31 Tone Equal Temperament

Intervals: 11 : Septimal Major Third / Undecimal

The Septimal Major Third

Musical Staff Denoting Four Septimal Major Thirds
These intervals are all septimal major thirds in 31-ET. The first two intervals, and the second two, are enharmonic equivalents.

The septimal major third is an interval not occurring in most western music. It corresponds to the difference between the 7th and 9th harmonics, and is slightly wider than a major third. The septimal major third sounds more dissonant than the major or minor thirds.

In 31-ET, the septimal major third is made out of 11 scale steps, and is slightly out-of-tune, as it is slightly too narrow. This difference is subtle and may not be noticed by most people. However, it can make this interval a bit harder to sing or play in-tune.

Root of a Septimal Major Third

The septimal major third implies a root one whole-step below the top note, or a septimal whole tone above the bottom note. However, this effect is rather weak. If the septimal major third is included as the bottom interval of a perfect fifth, the result will be a slightly dissonant-sounding major chord, with a clear bottom root implied by the fifth, overriding the septimal major third's tonal center. As the top interval of a septimal minor chord, the septimal major third's tonal center shines through more readily.

The Undecimal Major Third

The 11-step interval in 31-ET is also a match to the 14:11 ratio of the harmonic series, which can be called the undecimal major third. This interval can be seen as the distance between the 11th harmonic, and the 7th harmonic an octave up. It can be constructed by stacking a 7:6 septimal minor third on top of a 12:11 neutral second.

The 11-step interval in 31-ET falls roughly halfway between these two intervals, which are only 17.57 cents apart. (For reference, minor thirds in 12-ET are flat by 15.64 cents).

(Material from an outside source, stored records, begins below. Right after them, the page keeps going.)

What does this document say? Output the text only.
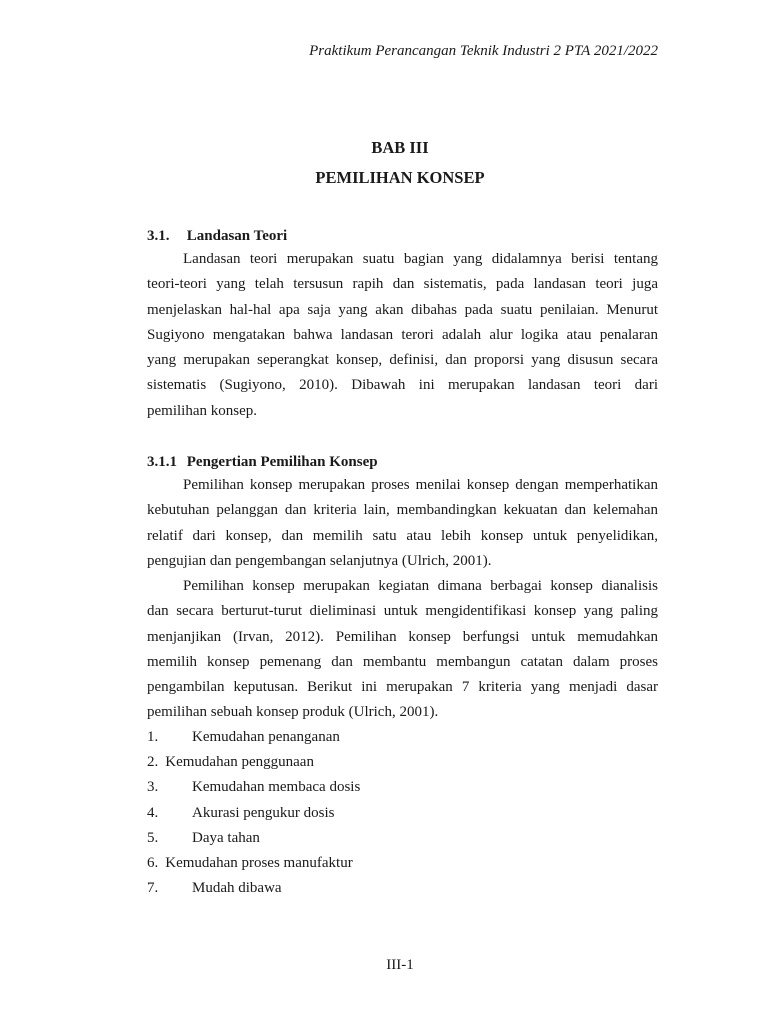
Praktikum Perancangan Teknik Industri 2 PTA 2021/2022
BAB III
PEMILIHAN KONSEP
3.1. Landasan Teori
Landasan teori merupakan suatu bagian yang didalamnya berisi tentang
teori-teori yang telah tersusun rapih dan sistematis, pada landasan teori juga
menjelaskan hal-hal apa saja yang akan dibahas pada suatu penilaian. Menurut
Sugiyono mengatakan bahwa landasan terori adalah alur logika atau penalaran
yang merupakan seperangkat konsep, definisi, dan proporsi yang disusun secara
sistematis (Sugiyono, 2010). Dibawah ini merupakan landasan teori dari
pemilihan konsep.
3.1.1 Pengertian Pemilihan Konsep
Pemilihan konsep merupakan proses menilai konsep dengan memperhatikan
kebutuhan pelanggan dan kriteria lain, membandingkan kekuatan dan kelemahan
relatif dari konsep, dan memilih satu atau lebih konsep untuk penyelidikan,
pengujian dan pengembangan selanjutnya (Ulrich, 2001).
Pemilihan konsep merupakan kegiatan dimana berbagai konsep dianalisis
dan secara berturut-turut dieliminasi untuk mengidentifikasi konsep yang paling
menjanjikan (Irvan, 2012). Pemilihan konsep berfungsi untuk memudahkan
memilih konsep pemenang dan membantu membangun catatan dalam proses
pengambilan keputusan. Berikut ini merupakan 7 kriteria yang menjadi dasar
pemilihan sebuah konsep produk (Ulrich, 2001).
1. Kemudahan penanganan
2. Kemudahan penggunaan
3. Kemudahan membaca dosis
4. Akurasi pengukur dosis
5. Daya tahan
6. Kemudahan proses manufaktur
7. Mudah dibawa
III-1
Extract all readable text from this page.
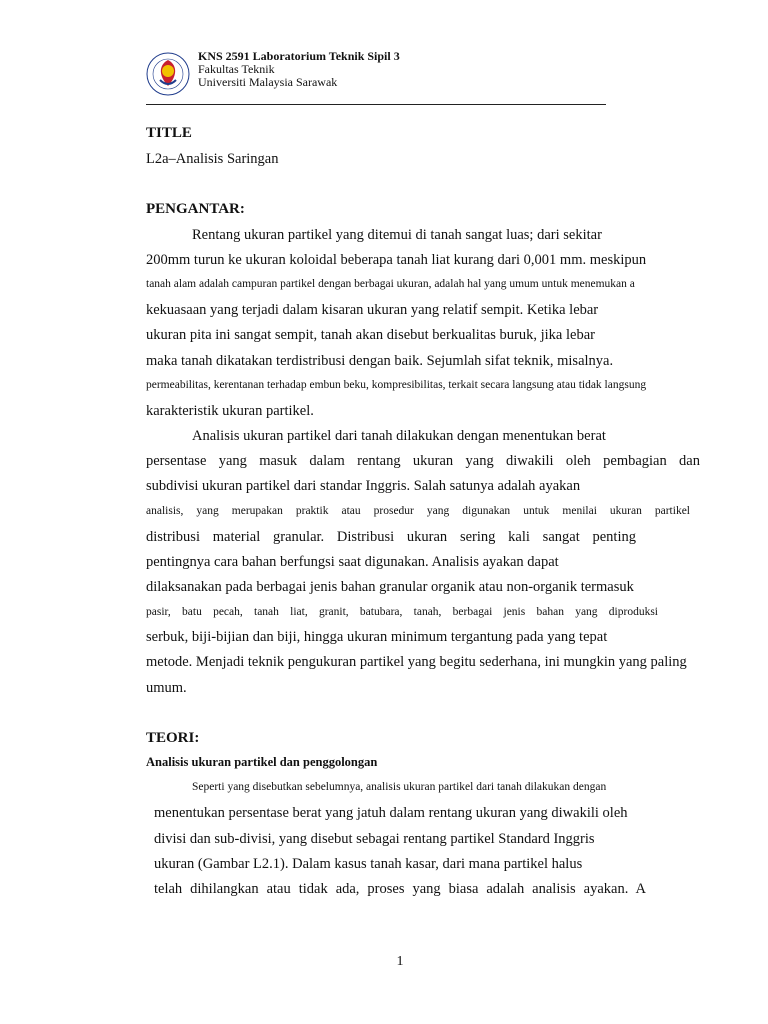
KNS 2591 Laboratorium Teknik Sipil 3
Fakultas Teknik
Universiti Malaysia Sarawak
TITLE
L2a–Analisis Saringan
PENGANTAR:
Rentang ukuran partikel yang ditemui di tanah sangat luas; dari sekitar
200mm turun ke ukuran koloidal beberapa tanah liat kurang dari 0,001 mm. meskipun
tanah alam adalah campuran partikel dengan berbagai ukuran, adalah hal yang umum untuk menemukan a
kekuasaan yang terjadi dalam kisaran ukuran yang relatif sempit. Ketika lebar
ukuran pita ini sangat sempit, tanah akan disebut berkualitas buruk, jika lebar
maka tanah dikatakan terdistribusi dengan baik. Sejumlah sifat teknik, misalnya.
permeabilitas, kerentanan terhadap embun beku, kompresibilitas, terkait secara langsung atau tidak langsung
karakteristik ukuran partikel.
Analisis ukuran partikel dari tanah dilakukan dengan menentukan berat
persentase yang masuk dalam rentang ukuran yang diwakili oleh pembagian dan
subdivisi ukuran partikel dari standar Inggris. Salah satunya adalah ayakan
analisis, yang merupakan praktik atau prosedur yang digunakan untuk menilai ukuran partikel
distribusi material granular. Distribusi ukuran sering kali sangat penting
pentingnya cara bahan berfungsi saat digunakan. Analisis ayakan dapat
dilaksanakan pada berbagai jenis bahan granular organik atau non-organik termasuk
pasir, batu pecah, tanah liat, granit, batubara, tanah, berbagai jenis bahan yang diproduksi
serbuk, biji-bijian dan biji, hingga ukuran minimum tergantung pada yang tepat
metode. Menjadi teknik pengukuran partikel yang begitu sederhana, ini mungkin yang paling
umum.
TEORI:
Analisis ukuran partikel dan penggolongan
Seperti yang disebutkan sebelumnya, analisis ukuran partikel dari tanah dilakukan dengan
menentukan persentase berat yang jatuh dalam rentang ukuran yang diwakili oleh
divisi dan sub-divisi, yang disebut sebagai rentang partikel Standard Inggris
ukuran (Gambar L2.1). Dalam kasus tanah kasar, dari mana partikel halus
telah dihilangkan atau tidak ada, proses yang biasa adalah analisis ayakan. A
1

So, even with this interval falling in between the two true intervals in width, both are matched quite well.

Because the 14:11 ratio involves both the 7th (as the 14th) and 11th harmonics, harmonics which are well-incorporated into 31-ET, the interpretation of this interval as an undecimal major third may be harmonically useful in this tuning.

Root of an Undecimal Major Third

If this interval is interpreted or functions as an undecimal major third, it will have a different root, a septimal whole tone above the top note, or an undecimal tritone (11:8) below the bottom note. These relationships are a bit esoteric, and as this interval is harmonically weaker than the septimal major third, the 11-step interval will be unlikely to be interpreted in this way unless the overall harmonic context supports such an interpretation.

Example: Stacking

In 31-ET, stacking two 11-step intervals creates an un-ambiguous interpretation, equivalent to 9:7 stacked on top of 14:11, adding up to a neutral minor sixth, or the 18:11 ratio. Although this interpretation is unambiguous in 31-ET with these three notes alone, all involved intervals are quite harmonically weak, so the presence of a conflicting stronger interval can change the tonal center (and interpretation of the 11-step intervals).